The trans-Tasman access for New Zealand fruit issue will show just how pro-free trade the Australian government is, according to NZ apple-grower-exporter Mr Apple.

"Unless the Australian government commits by mid-2005 to New Zealand apples to be sold there, the world will know that it is unfit to be a member of the Cairns group seeking to lower agricultural protection," a director of New Zealand’s largest apple grower told the NZ press at the company’s agm this week. "If the Australian government fails to allow our apples in on reasonable terms, we will have no choice but to go straight to the World Trade Organisation," Grant Sinclair said.

Mr Apple's orchards produced 1.48 million cartons of apples in 2004, 7.6 per cent more than in 2003.

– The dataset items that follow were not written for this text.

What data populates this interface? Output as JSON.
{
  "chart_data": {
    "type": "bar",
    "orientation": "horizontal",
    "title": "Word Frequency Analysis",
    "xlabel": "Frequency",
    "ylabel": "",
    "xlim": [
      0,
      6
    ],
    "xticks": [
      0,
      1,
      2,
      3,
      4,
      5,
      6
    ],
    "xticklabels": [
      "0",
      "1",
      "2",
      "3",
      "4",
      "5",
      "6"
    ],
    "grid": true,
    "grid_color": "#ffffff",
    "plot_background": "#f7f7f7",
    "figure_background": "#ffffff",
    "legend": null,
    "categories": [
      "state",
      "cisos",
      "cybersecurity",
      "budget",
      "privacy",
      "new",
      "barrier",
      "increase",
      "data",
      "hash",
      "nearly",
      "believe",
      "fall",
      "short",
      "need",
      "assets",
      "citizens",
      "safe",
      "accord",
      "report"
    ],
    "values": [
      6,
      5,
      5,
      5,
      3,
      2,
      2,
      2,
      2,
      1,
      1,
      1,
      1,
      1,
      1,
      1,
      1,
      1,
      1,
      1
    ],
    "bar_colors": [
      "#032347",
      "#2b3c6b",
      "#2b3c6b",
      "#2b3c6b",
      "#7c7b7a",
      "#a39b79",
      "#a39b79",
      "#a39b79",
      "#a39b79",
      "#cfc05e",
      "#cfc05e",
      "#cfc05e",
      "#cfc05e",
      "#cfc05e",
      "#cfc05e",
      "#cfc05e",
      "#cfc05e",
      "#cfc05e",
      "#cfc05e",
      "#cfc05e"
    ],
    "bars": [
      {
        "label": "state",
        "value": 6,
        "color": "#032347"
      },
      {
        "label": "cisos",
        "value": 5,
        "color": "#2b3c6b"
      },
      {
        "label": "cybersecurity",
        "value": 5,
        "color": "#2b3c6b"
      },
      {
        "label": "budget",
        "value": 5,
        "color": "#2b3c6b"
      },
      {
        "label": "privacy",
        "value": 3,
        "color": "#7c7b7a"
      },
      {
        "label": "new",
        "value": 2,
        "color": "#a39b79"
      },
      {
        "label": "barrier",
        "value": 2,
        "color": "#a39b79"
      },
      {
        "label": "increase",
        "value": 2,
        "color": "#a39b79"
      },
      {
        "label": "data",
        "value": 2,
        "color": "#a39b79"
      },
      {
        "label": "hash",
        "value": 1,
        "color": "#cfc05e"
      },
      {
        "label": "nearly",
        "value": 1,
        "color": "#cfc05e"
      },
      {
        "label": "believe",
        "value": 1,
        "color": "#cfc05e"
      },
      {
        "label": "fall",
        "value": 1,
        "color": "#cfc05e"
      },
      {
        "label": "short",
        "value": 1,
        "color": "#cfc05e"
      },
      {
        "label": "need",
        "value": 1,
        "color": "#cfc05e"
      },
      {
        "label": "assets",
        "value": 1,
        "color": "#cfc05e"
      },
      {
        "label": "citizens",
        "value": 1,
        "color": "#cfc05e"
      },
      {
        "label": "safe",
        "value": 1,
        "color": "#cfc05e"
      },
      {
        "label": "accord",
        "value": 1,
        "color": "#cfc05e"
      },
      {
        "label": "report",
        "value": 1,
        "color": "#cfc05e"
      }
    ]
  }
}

But average returns dropped from $NZ22 a carton in 2003 to NZ$18 a carton in 2004, slicingy NZ$6m of earnings and reducing the June year surplus after tax to NZ$1.75m, down $NZ6.9m on 2003.

Mr Apple is New Zealand's biggest grower, packer and exporter of apples - its parent company also has extensive interests in cold storage and shipping - and as such would be a major beneficiary of any opening in the Australian market.

Trade minister Jim Sutton said in October that he preferred to work on the apple access issue with senior Australian ministers who had kept a "prudent silence" during the recent Australian election campaign.

He played down the possibility of taking Australia to the World Trade Organisation (WTO), whose disputes body ruled late last year in a case involving Japan and the US that the chance of mature apples carrying fireblight is negligible.

New Zealand and Australia were third parties to the decision.